İlahi Anka Şehri içinde insanlar Anka Şehrine doğru bakıyorlardı ama bunu ne zaman yapsalar artık kudret ve huşu yayan Anka Tanrısı Heykelini göremiyorlardı.
İlahi Anka Tarikatı içinde Feng Hengkong ne uyumuş ne de tarikat kapılarından çıkmıştı. Anka Ana Salonunun girişinde kafasını kaldırarak duruyor ve gökyüzüne bakarken bedeni çevredekilerin kalbinin korku dolmasına neden olacak vahşi bir aura yayıyordu... Anka Tanrısı Heykeli yok edilmişti ve oğlu öldürülmüştü. Ancak bunun suçlusu olan Yun Che kaçmayı başarmıştı ve onun izini bile bulamamışlardı. O anda Yun Che'nin birkez daha gelmesini beklemekten başka şansları kalmamıştı. Tüm bunlar Feng Hengkong'un kalbindeki kızgınlığın ve içerlemenin kaynama noktasına ulaşmasına neden oluyordu.
"Tarikat Lideri..." Otuz Sekizinci Büyük Feng Yunzhi ona doğru ilerlerken konuştu.
"Yun Che'nin yerini hala bulamadınız mı?" Feng Hengkong duygusuz bir sesle sordu, bu konuda pek umudu olmadığı belliydi.
Feng Yunzhi kafasını salladı ve alçak sesle konuştu: "Bir gün boyunca aradık... Yani artık... On Dördüncü Prensin cenaze seromonisini yapma zamanımız geldi..."
Feng Hengkong'un kaşlarının merkezi şiddetlice sarsıldı, sanki bir tür iğne batırılmış gibiydi. Feng Xiluo ölmekle kalmayıp cesedi bile kalmamıştı. Feng Hengkong bunu ne zaman düşünse kalbi parçalanıyor gibi hissediyordu. Aşırı alçak ve kasvetli bir sesle konuştu: "Hala Yun Che'yi yakalayamadık... Onun kanını ve hayatını Luo'er'in aramızdan ayrılan ruhunu rahatlatmak için kullanmalıyız!"

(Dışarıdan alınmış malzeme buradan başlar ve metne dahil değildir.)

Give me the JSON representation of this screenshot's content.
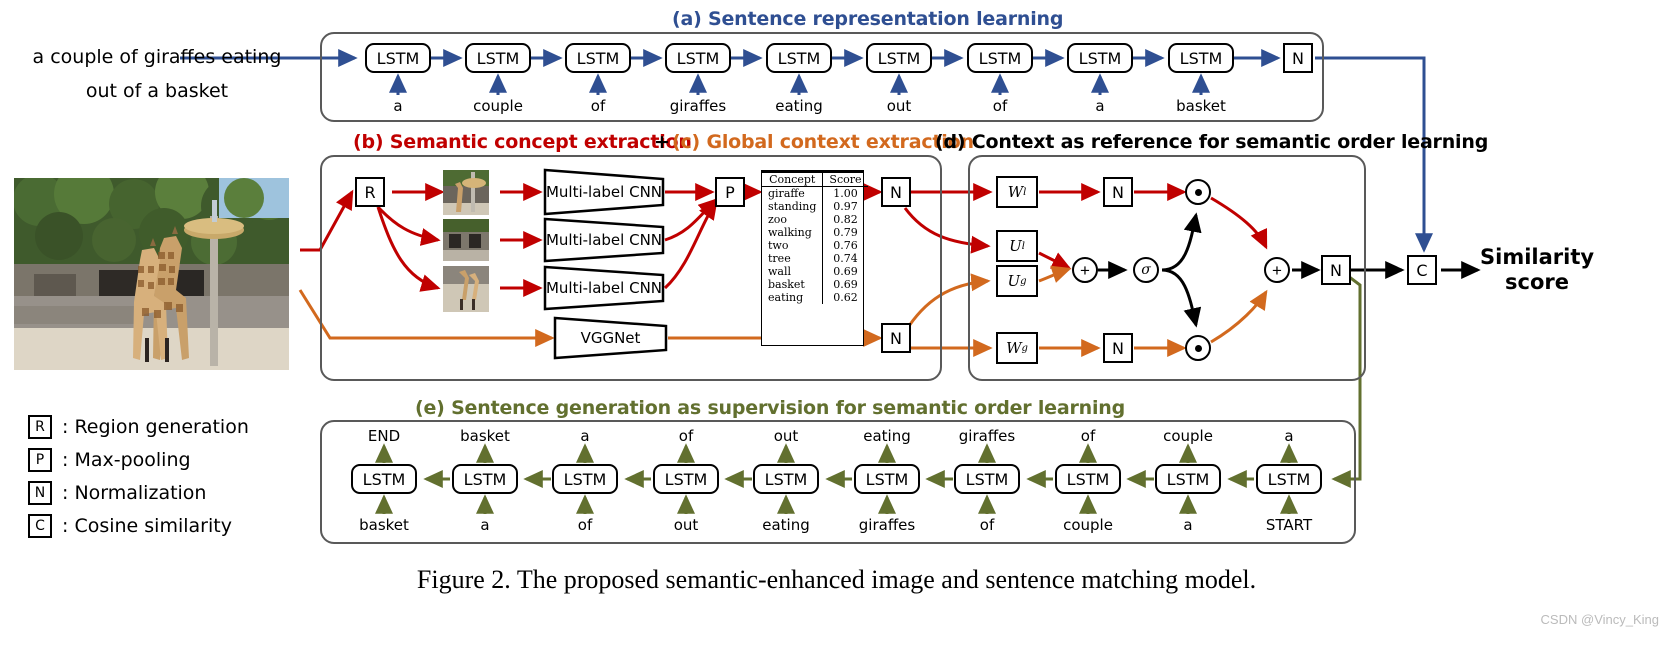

Feng Yunzhi başını eğdi ve usul bir iç çekti: "Anlaşıldı. Dün, biz tamamen hazırlıksız yakalandık, bu nedenle o başarıyla kaçabildi. Ama eğer bir kez daha gelirse kesinlikle ağımızdan kurtulamayacak. Onu gün boyunca aradık ama izine rastlayamadık, açıkça şehirden çoktan kaçmış. Şu anda şehrin her bir köşesi gözetleniyor, yani bölgemize girdiği an tarikata hemen bildirilecek ve onun ellerimize düşmesini bekleyeceğiz."